The only time I mess with bark is if it falls off when getting split. Otherwise the bark stays on and we've never had a problem with wet or bugs betwixt the bark and wood. But then, we leave the wood in the stack for a few years before burning it too.


----------



## Tigg

Thanks for the kind owrds guys, I appreciate it.
I guess you can say I've been busy, hah. I'm tired and my back is killing me.

The wood fence will be moved soon. They seem to be attracting all the wrong bugs, when sitting on our patio we get swarmed by wasps and wood bees. My little girl and myself are not too fond of wasps.
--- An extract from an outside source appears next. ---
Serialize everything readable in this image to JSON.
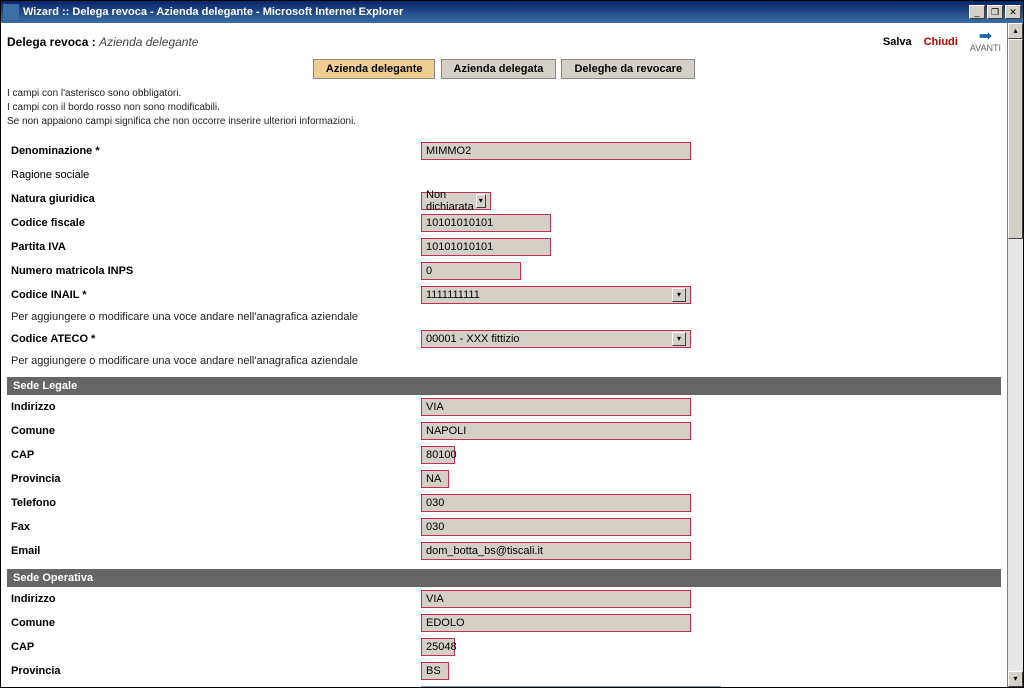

I'm working on splitting them, just trying to figure out how to do it. I dont have a splitter, my neighbor said he would get one for me, all I have to do is pay for gas. Its his friends. He just started construction on his house so that ma be a while. Until then, I'm going to make a wedge and I just sharpened my axes, so, I'll start spliiting them 

Mastermech,
that little guy was working. I dont mind the top handle, I sure do miss my big boy. I had a 50+cc stihl I had recently sold not expecting to buy a house so soon. Bought the little fella because we had tons of 4 to 8" branches hanging over our new house. Was not expecting to be a burner, well, havent yet.

Maple,
I sure do. I split what I can by hand. I will be borrowing a splitter. If my nieghbor can grab it for me. I have noticed the moisture under the bark to as well as the little critters. Thats a great idea for the bark. I hope you dont mind if I use your idea.

Backwoods,
Do you happen to have a pics of your stacks? For some reason, we have a lot of bugs. They all seem to gather under the bark. Though I do think they will diminish once split.


What are some of your methods to splitting manually? I have looked at some manual jack style splitters. Are they worth it?
Any info would be much appreciated.
Thanks


----------



## PapaDave

"Backwoods, Do you happen to have a pics of your stacks?"
That right there is funny.


----------



## Backwoods Savage

Hey Ray, wast that meant to be nice or nasty?! 


That third picture is a close up so you can see what is under the stacks. Sorry but this year's wood is still in need of more stacking but these pictures should do the trick. Not sure why that picture I posted earlier got deleted. I'm not using Photo Bucket any longer because this sort of thing keeps happening.


----------